Spindrift, is the fifth, and latest book of poetry, from Vona Groarke (what a poetic name) from The Gallery Press, and as it is a Poetry Book Society Recommendation, it must be worth getting into. Getting deep down and immersed in another person’s way in the world. But how do I do it/ It’s not that it’s difficult or oblique, even though the Poetry Book Society citation says that she is superb at sidestepping or skirting the subject and after the contents, there is a definition. Spindrift – spray blown from the crests of waves by the wind.

I sit at the kitchen table, between sunlight and spatters of darkening rain, and read the poems out loud. My wife, Margaret, interjects – you never read poems to me anymore. My mobile phone purrs and vibrates on the table surface and then the poems open and I can see and feel references to Google Earth, Skype, Text messages (and all that that implies). The poem Texts, radiates – If there were ever words that know of love,,, wrap them in sunlight… send them ahead like a text to alight on a new lover’s mobile… might be as close to love… disclosing its silver ringtone.

Then you sense the crawl space beneath an American porch that opens into memories of England and the West of Ireland. You can taste blackberries and smile at the Irishness of – smear (smeara dubha) my tongue prodigious black.
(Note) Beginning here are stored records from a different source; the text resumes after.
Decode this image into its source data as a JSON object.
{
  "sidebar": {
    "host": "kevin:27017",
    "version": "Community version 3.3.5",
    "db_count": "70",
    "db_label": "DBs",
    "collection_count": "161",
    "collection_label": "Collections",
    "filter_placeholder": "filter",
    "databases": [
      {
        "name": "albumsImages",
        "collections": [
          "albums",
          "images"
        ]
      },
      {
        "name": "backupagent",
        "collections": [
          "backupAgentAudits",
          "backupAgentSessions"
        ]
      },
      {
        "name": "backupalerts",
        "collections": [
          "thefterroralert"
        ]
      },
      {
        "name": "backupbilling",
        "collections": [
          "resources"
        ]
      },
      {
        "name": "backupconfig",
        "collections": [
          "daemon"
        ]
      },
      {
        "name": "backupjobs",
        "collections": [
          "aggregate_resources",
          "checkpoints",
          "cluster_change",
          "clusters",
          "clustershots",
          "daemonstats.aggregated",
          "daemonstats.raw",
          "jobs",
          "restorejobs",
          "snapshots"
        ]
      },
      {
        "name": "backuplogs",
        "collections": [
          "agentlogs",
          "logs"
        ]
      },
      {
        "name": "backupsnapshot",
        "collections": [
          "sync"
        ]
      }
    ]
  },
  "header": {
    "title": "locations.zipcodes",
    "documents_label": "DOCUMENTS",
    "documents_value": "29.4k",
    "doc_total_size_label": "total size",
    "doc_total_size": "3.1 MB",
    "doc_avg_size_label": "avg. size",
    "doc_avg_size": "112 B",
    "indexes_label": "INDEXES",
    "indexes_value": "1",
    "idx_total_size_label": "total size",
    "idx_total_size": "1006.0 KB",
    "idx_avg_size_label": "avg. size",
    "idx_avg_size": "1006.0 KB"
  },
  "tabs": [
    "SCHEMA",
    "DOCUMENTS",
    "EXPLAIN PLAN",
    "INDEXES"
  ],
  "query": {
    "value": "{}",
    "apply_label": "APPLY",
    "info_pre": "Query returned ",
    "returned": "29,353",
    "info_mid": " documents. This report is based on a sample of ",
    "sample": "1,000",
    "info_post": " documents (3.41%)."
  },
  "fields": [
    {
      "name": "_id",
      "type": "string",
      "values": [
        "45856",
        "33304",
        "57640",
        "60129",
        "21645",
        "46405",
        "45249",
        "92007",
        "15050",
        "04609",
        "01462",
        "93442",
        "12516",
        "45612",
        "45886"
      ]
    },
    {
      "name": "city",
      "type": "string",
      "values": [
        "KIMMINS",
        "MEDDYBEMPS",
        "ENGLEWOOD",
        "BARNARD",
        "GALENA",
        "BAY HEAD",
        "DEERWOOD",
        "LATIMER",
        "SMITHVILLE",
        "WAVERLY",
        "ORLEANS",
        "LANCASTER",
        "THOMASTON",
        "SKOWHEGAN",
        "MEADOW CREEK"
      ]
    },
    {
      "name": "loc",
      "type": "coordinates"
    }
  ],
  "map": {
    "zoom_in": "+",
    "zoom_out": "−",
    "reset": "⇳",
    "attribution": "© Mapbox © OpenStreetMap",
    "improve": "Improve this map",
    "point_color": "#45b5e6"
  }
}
You become aware of rain and storms and interludes:

Oh, my lost

Father, stay

There’s a catch

Of shadow

At your back.

The love poems whisper to you, why couldn’t you have seen them before and you repeat a line over and over and know you have to quote it – the world means more to me because you’re in it. I would love to quote Love Songs in all its length but limit myself to the opening and closing:

Your email shimmers

In my inbox . . .

What will I do

When I am too old

For such love songs?

I resolve to myself that I will never become too old for such love songs. There are 45 small sections in the title poem and the last reads:

It is all a kind

Of love song, really,

And I am only

Listening to it

Trying to follow

The words.

Vona Groarke agrees with me now and that is the gentle spindrift magic of these poems; you think like she thought, and she knows you better than you thought.